RECOMMENDED
Green. Emerald. Verdure. Verdant green, cobra green, relentless, gentle, lulling green. (Warmth and wonderment.) Jazz, free jazz, cracked notes, torn sounds. (Meditation bells.) The diverting mix in writer-director Christopher Makoto Yogi’s “August at Akiko’s” makes for low-key atmospheric current in a modest Hawaiian sojourn. A musician, Alex Zhang Hungtai, formerly of Dirty Beaches, plays a fictionalized version of himself returning to the Big Island after a decade away, searches for his missing grandmother. He wanders his way into a Buddhist B&B and the path of Akiko Masuda, playing a fictionalized version of herself as well.

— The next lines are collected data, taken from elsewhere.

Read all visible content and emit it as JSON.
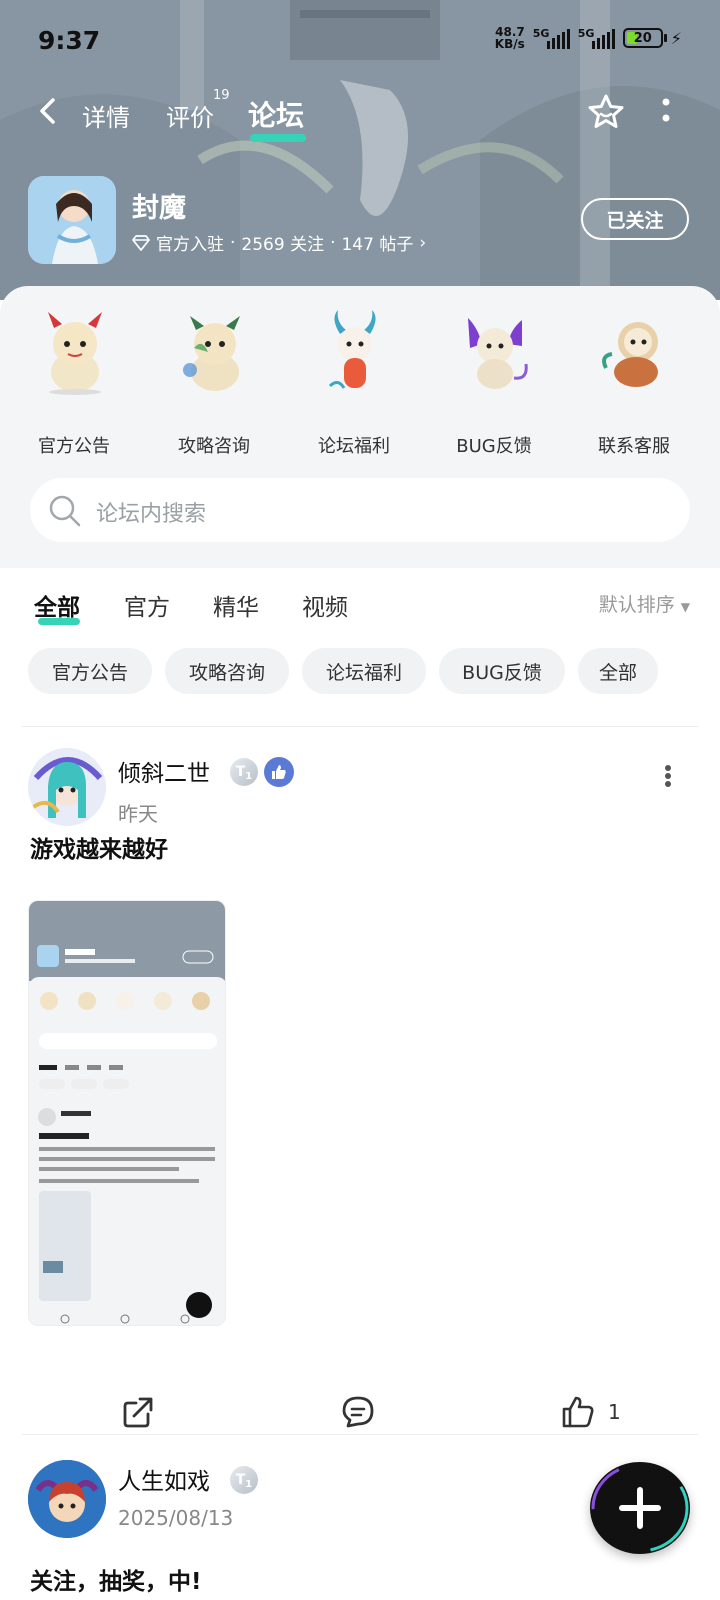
{
  "status_bar": {
    "time": "9:37",
    "net_speed_value": "48.7",
    "net_speed_unit": "KB/s",
    "sim1": "5G",
    "sim2": "5G",
    "battery": "20"
  },
  "nav": {
    "tabs": [
      "详情",
      "评价",
      "论坛"
    ],
    "review_count": "19",
    "active_tab": "论坛"
  },
  "app": {
    "name": "封魔",
    "official": "官方入驻",
    "followers": "2569 关注",
    "posts": "147 帖子",
    "follow_label": "已关注"
  },
  "categories": [
    {
      "label": "官方公告",
      "icon": "dragon-mascot-red-horns"
    },
    {
      "label": "攻略咨询",
      "icon": "dragon-mascot-green"
    },
    {
      "label": "论坛福利",
      "icon": "dragon-mascot-white-blue-horns"
    },
    {
      "label": "BUG反馈",
      "icon": "dragon-mascot-purple-wings"
    },
    {
      "label": "联系客服",
      "icon": "dragon-mascot-lion"
    }
  ],
  "search": {
    "placeholder": "论坛内搜索"
  },
  "filters": {
    "tabs": [
      "全部",
      "官方",
      "精华",
      "视频"
    ],
    "sort": "默认排序"
  },
  "chips": [
    "官方公告",
    "攻略咨询",
    "论坛福利",
    "BUG反馈",
    "全部"
  ],
  "posts": [
    {
      "author": "倾斜二世",
      "level": "1",
      "date": "昨天",
      "title": "游戏越来越好",
      "likes": "1"
    },
    {
      "author": "人生如戏",
      "level": "1",
      "date": "2025/08/13",
      "title": "关注，抽奖，中!"
    }
  ],
  "colors": {
    "accent": "#36d3b8",
    "hero": "#8796a2",
    "panel": "#f4f5f7"
  }
}
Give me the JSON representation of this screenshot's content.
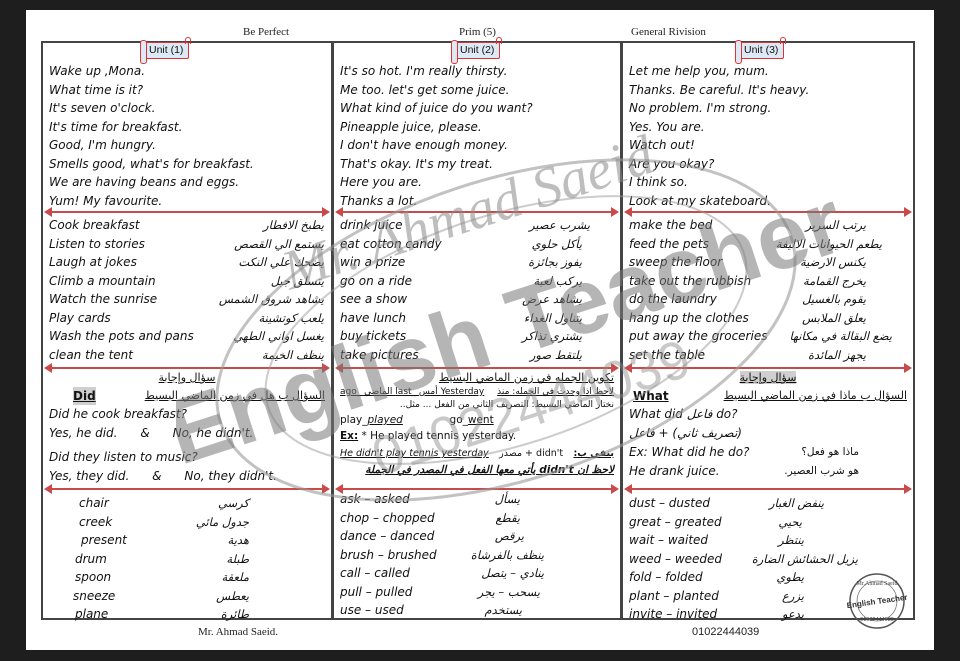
{
  "header": {
    "left": "Be Perfect",
    "center": "Prim (5)",
    "right": "General Rivision"
  },
  "footer": {
    "author": "Mr. Ahmad Saeid.",
    "phone": "01022444039"
  },
  "watermark": {
    "line1": "Mr. Ahmad Saeid",
    "line2": "English Teacher",
    "line3": "01022444039"
  },
  "stamp": {
    "top": "Mr.Ahmad Saeid",
    "middle": "English Teacher",
    "bottom": "01022444039"
  },
  "units": [
    {
      "title": "Unit (1)",
      "dialogue": [
        "Wake up ,Mona.",
        "What time is it?",
        "It's seven o'clock.",
        "It's time for breakfast.",
        "Good, I'm hungry.",
        "Smells good, what's for breakfast.",
        "We are having beans and eggs.",
        "Yum! My favourite."
      ],
      "vocab": [
        {
          "en": "Cook breakfast",
          "ar": "يطبخ الافطار"
        },
        {
          "en": "Listen to stories",
          "ar": "يستمع الي القصص"
        },
        {
          "en": "Laugh at jokes",
          "ar": "يضحك علي النكت"
        },
        {
          "en": "Climb a mountain",
          "ar": "يتسلق جبل"
        },
        {
          "en": "Watch the sunrise",
          "ar": "يشاهد شروق الشمس"
        },
        {
          "en": "Play cards",
          "ar": "يلعب كوتشينة"
        },
        {
          "en": "Wash the pots and pans",
          "ar": "يغسل اواني الطهي"
        },
        {
          "en": "clean the tent",
          "ar": "ينظف الخيمة"
        }
      ],
      "grammar": {
        "title": "سؤال وإجابة",
        "keyword": "Did",
        "rule": "السؤال ب هل في زمن الماضي البسيط",
        "lines": [
          "Did he cook breakfast?",
          "Yes, he did.      &      No, he didn't.",
          "Did they  listen to music?",
          "Yes, they did.      &      No, they didn't."
        ]
      },
      "words": [
        {
          "en": "chair",
          "ar": "كرسي"
        },
        {
          "en": "creek",
          "ar": "جدول مائي"
        },
        {
          "en": "present",
          "ar": "هدية"
        },
        {
          "en": "drum",
          "ar": "طبلة"
        },
        {
          "en": "spoon",
          "ar": "ملعقة"
        },
        {
          "en": "sneeze",
          "ar": "يعطس"
        },
        {
          "en": "plane",
          "ar": "طائرة"
        }
      ]
    },
    {
      "title": "Unit (2)",
      "dialogue": [
        "It's so hot. I'm really thirsty.",
        "Me too. let's get some juice.",
        "What kind of  juice do you want?",
        "Pineapple  juice, please.",
        "I don't have enough money.",
        "That's okay. It's my treat.",
        "Here you are.",
        "Thanks a lot."
      ],
      "vocab": [
        {
          "en": "drink  juice",
          "ar": "يشرب عصير"
        },
        {
          "en": "eat cotton candy",
          "ar": "يأكل حلوي"
        },
        {
          "en": "win a prize",
          "ar": "يفوز بجائزة"
        },
        {
          "en": "go on a ride",
          "ar": "يركب لعبة"
        },
        {
          "en": "see a show",
          "ar": "يشاهد عرض"
        },
        {
          "en": "have lunch",
          "ar": "يتناول الغداء"
        },
        {
          "en": "buy tickets",
          "ar": "يشتري تذاكر"
        },
        {
          "en": "take pictures",
          "ar": "يلتقط صور"
        }
      ],
      "grammar": {
        "title": "تكوين الجمله في زمن الماضي البسيط",
        "note1_ar": "لاحظ اذا وجدت في الجمله:  منذ",
        "note1_words": "Yesterday أمس _last الماضي _ago",
        "note2": "نختار الماضي البسيط: التصريف الثاني من الفعل ... مثل..",
        "pair1_base": "play_",
        "pair1_past": "played",
        "pair2_base": "go_",
        "pair2_past": "went",
        "ex_label": "Ex:",
        "ex_text": "* He played tennis yesterday.",
        "neg_label": "بنفي ب:",
        "neg_formula": "didn't + مصدر",
        "neg_example": "He didn't play tennis yesterday",
        "note3": "لاحظ ان  didn't  يأتي معها الفعل في المصدر في الجملة"
      },
      "words": [
        {
          "en": "ask – asked",
          "ar": "يسأل"
        },
        {
          "en": "chop – chopped",
          "ar": "يقطع"
        },
        {
          "en": "dance – danced",
          "ar": "يرقص"
        },
        {
          "en": "brush – brushed",
          "ar": "ينظف بالفرشاة"
        },
        {
          "en": "call – called",
          "ar": "ينادي – يتصل"
        },
        {
          "en": "pull – pulled",
          "ar": "يسحب – يجر"
        },
        {
          "en": "use – used",
          "ar": "يستخدم"
        }
      ]
    },
    {
      "title": "Unit (3)",
      "dialogue": [
        "Let me help you, mum.",
        "Thanks. Be careful. It's heavy.",
        "No problem. I'm strong.",
        "Yes. You are.",
        "Watch out!",
        "Are you okay?",
        "I think so.",
        "Look at my skateboard."
      ],
      "vocab": [
        {
          "en": "make the bed",
          "ar": "يرتب السرير"
        },
        {
          "en": "feed the pets",
          "ar": "يطعم الحيوانات الاليفة"
        },
        {
          "en": "sweep the floor",
          "ar": "يكنس الارضية"
        },
        {
          "en": "take out the rubbish",
          "ar": "يخرج القمامة"
        },
        {
          "en": "do the laundry",
          "ar": "يقوم بالغسيل"
        },
        {
          "en": "hang up the clothes",
          "ar": "يعلق الملابس"
        },
        {
          "en": "put away the groceries",
          "ar": "يضع البقالة في مكانها"
        },
        {
          "en": "set the table",
          "ar": "يجهز المائدة"
        }
      ],
      "grammar": {
        "title": "سؤال وإجابة",
        "keyword": "What",
        "rule": "السؤال ب ماذا في زمن الماضي البسيط",
        "line1": "What did فاعل do?",
        "line2": "(تصريف ثاني) + فاعل",
        "ex_en": "Ex: What did he do?",
        "ex_ar": "ماذا هو فعل؟",
        "ans_en": "He drank  juice.",
        "ans_ar": "هو شرب العصير."
      },
      "words": [
        {
          "en": "dust – dusted",
          "ar": "ينفض الغبار"
        },
        {
          "en": "great – greated",
          "ar": "يحيي"
        },
        {
          "en": "wait – waited",
          "ar": "ينتظر"
        },
        {
          "en": "weed – weeded",
          "ar": "يزيل الحشائش الضارة"
        },
        {
          "en": "fold – folded",
          "ar": "يطوي"
        },
        {
          "en": "plant – planted",
          "ar": "يزرع"
        },
        {
          "en": "invite – invited",
          "ar": "يدعو"
        }
      ]
    }
  ]
}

The gestures accumulate; cohere, into the incidental and essential anthropology of not regional, not local, but wholly personal picture-taking and moviemaking. (And sound-smithing.) And also: how little is just enough? In terms of incident rather than lulling atmospherics, in the most modest of intimacies? Yogi replies: Here ya go.
Eunsoo Cho’s cinematography is genteel Apichatpong; Hungtai’s music makes the mood. With Phoenix Yamashiro, Easten Tanimoto, Steve Iwamoto, Robbie Kane, Akemi Bischo, Ciara Lacy. 75m. (Ray Pride)
“August at Akiko’s” opens Friday, May 24 at Facets.
Ray Pride is Newcity’s film critic and a contributing editor to Filmmaker magazine.